‘Scars and Stories’ | The Fray
- For fans of
- The Script, Snow Patrol, OneRepublic
- Singles to download
- “Heartbeat,” “The Fighter,” “Run for Your Life,” “1961”
Denver-based pop-rock band The Fray is known for its massive choruses, catchy hooks and lead singer Isaac Slade’s heart-wrenching vocals. With the release of The Fray’s third album, “Scars and Stories,” it seems that not much has changed. The band, popular for chart toppers like “Over My Head (Cable Car),” “You Found Me” and everyone’s favorite sing-along “How to Save a Life,” doesn’t deviate much from the formula for its latest offering. This results in a solid, if slightly tedious, album.

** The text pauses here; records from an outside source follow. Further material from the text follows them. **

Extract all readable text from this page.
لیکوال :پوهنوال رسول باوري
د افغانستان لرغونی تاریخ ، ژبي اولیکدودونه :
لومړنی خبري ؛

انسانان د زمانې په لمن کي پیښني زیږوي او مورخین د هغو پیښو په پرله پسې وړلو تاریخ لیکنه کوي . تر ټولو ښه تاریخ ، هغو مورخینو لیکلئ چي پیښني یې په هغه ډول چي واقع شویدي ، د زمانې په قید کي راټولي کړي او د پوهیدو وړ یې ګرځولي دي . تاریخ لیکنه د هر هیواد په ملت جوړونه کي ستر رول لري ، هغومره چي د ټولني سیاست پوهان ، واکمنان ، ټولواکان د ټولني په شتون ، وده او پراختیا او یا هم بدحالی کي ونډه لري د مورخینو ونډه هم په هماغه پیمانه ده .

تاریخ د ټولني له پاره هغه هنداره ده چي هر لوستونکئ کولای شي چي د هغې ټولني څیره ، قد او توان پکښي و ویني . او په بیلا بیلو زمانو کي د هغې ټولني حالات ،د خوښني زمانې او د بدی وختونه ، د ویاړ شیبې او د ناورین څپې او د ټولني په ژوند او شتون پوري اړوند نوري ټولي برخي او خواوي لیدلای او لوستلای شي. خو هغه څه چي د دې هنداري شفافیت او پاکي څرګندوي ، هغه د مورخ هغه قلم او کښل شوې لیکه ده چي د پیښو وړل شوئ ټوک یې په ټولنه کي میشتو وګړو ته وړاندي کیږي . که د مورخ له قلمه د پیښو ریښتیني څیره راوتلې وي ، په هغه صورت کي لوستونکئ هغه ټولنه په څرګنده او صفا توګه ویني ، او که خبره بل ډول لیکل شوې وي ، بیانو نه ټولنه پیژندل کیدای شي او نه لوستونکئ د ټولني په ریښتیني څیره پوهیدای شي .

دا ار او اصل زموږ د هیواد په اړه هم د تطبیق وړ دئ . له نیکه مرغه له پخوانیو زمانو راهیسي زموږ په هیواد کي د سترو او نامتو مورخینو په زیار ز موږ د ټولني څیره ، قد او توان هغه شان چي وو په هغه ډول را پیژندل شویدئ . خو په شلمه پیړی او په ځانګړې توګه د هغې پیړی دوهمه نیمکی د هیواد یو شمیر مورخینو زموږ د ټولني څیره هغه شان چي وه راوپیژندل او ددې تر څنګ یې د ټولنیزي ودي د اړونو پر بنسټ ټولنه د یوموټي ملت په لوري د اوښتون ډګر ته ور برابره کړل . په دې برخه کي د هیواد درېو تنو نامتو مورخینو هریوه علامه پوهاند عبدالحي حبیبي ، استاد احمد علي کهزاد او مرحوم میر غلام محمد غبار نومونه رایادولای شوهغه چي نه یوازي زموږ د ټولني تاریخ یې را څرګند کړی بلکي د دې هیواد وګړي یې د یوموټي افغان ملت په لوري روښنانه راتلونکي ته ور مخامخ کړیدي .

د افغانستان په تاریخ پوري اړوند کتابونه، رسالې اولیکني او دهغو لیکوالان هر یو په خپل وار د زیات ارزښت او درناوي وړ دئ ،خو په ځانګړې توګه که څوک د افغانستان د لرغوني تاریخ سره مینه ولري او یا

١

The best song on the album is the first track, “Heartbeat,” which is also the first single. Although this may be because it sounds so similar to the band’s previous hits, this doesn’t lessen the fact that it is catchy and passionate. It’s a bit of a shame, as the rest of the LP never quite manages to live up to the uplifting emotionality of its first song. In fact, the album seems to gradually decline in quality, with the majority of the best songs lumped towards the beginning. For example, second track “The Fighter” is a powerfully written song with lilting melodies, a soaring chorus and expressive lyrics following the narrative of a boxer and his lover. The songwriting on this album is impressive, with many songs taking on a story, like the fast-paced anthem “1961.” However, as the album progresses, it begins to fall into rather safe and boring territory, with ballads that never really lift off the ground, such as “I Can Barely Say” and “Be Still.” It is a rather disappointing finish for such a strongly started album.
Certainly, The Fray’s particular brand of piano-driven pop-rock is always palatable and catchy. But as the album stretches on, the songs begin to merge into undifferentiated, albeit pleasant, mush. Die-hard fans and casual listeners should be happy with “Scars and Stories,” but it is merely a step in the same direction for The Fray.